Er wollte ihn zu einem nahe gelegenen Krematorium bringen, um den letzten notwendigen Schritt zu vollziehen: die Einäscherung.
Niemand hinderte ihn daran.
**
Michelle und Pascal war klar, dass sie jetzt keine Zeit für Erklärungen hatten. Wenn sie erst in Sicherheit waren, konnten sie in aller Ruhe miteinander reden.

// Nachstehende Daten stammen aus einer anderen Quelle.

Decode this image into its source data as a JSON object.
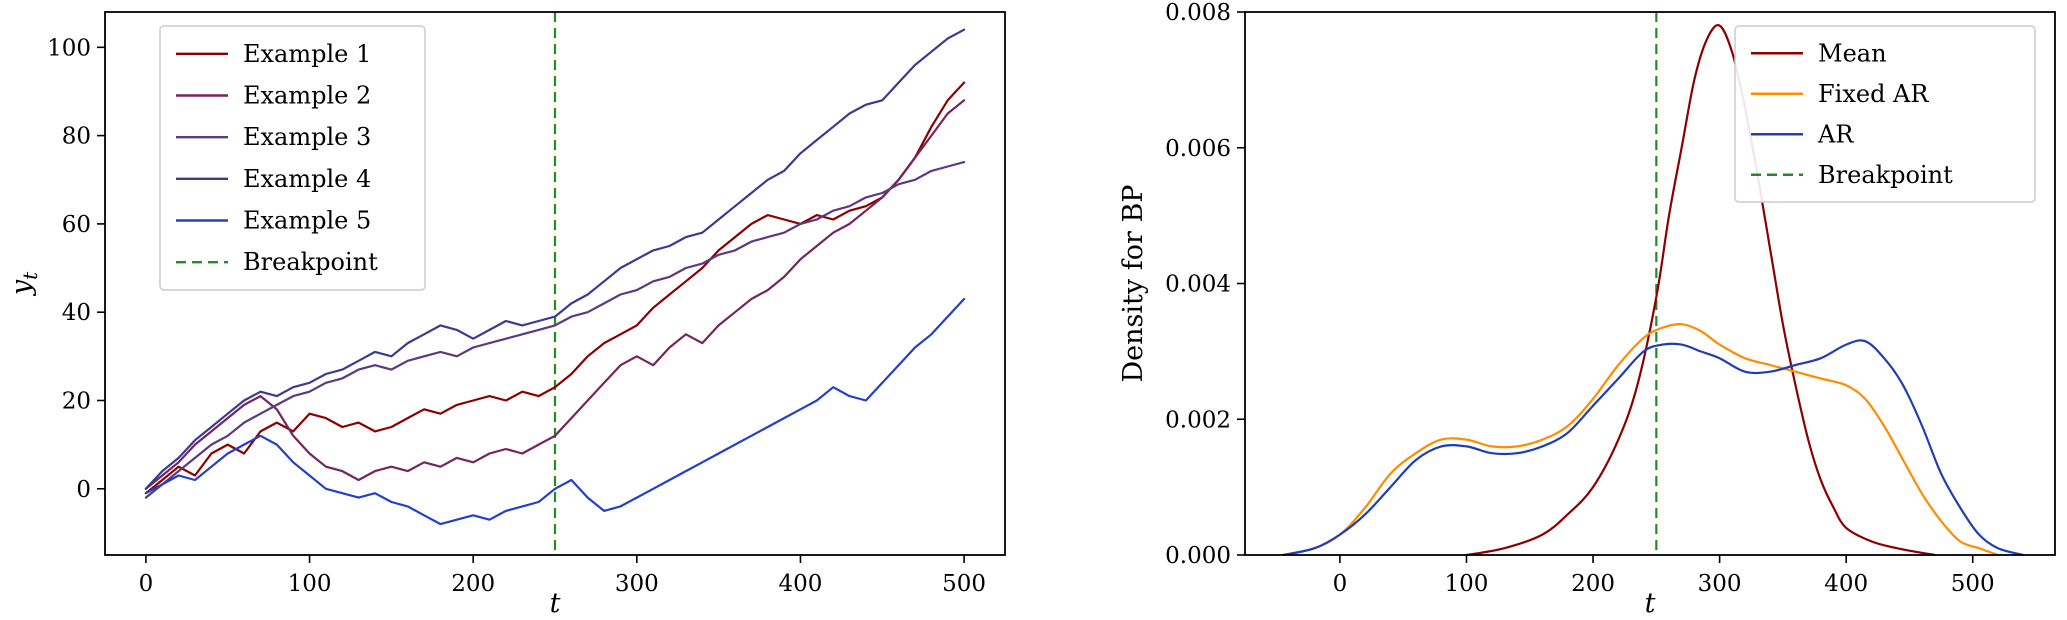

»Ich habe euch nach dem ersten Schreck noch weglaufen sehen, kurz bevor die Dunkelheit euch dann verschluckte«, sagte Pascal, um zumindest sein unmittelbares Auftauchen hier zu erklären. »Das war wirklich Glück, weil es sonst unmöglich gewesen wäre, euch zu finden. Ich bin euch gefolgt, bis zu diesem Versteck in den Felsen, aber da kamen schon die Skelette und ich musste mich ebenfalls verbergen. Wenn sie euch entdeckt hätten, hätte ich mich natürlich einschalten müssen. Zum Glück war das nicht nötig.«
Michelle nickte überrascht. War dieser energische Junge wirklich Pascal? Hätte er sich ihretwegen diesen Monstern tatsächlich entgegengestellt? Und überhaupt … dass er gekommen war, um sie hier in dieser Welt zu suchen. Sie sah auf das Schwert, das an Pascals Taille hing. Natürlich, es war jetzt keine Zeit, aber Michelle wollte ihn tausend Sachen fragen: Wo sie waren, ob alles nur ein Albtraum war oder diese Mönche wirklich existierten. Doch sie stellte nur eine Frage: »Bist du allein gekommen?«
Pascal schüttelte den Kopf.
»Nein«, antwortete er. »Beatrice hat mich hierhergeführt; ihr werdet sie gleich kennenlernen. Wir haben uns nicht weit von hier verabredet. Kommt, verlieren wir keine Zeit.«
Michelle nickte, und während Pascal voranging, spürte er auf einmal das Amulett auf seiner Brust. Es war kalt, was bedeutete, dass das Böse ganz in der Nähe war. Wie immer.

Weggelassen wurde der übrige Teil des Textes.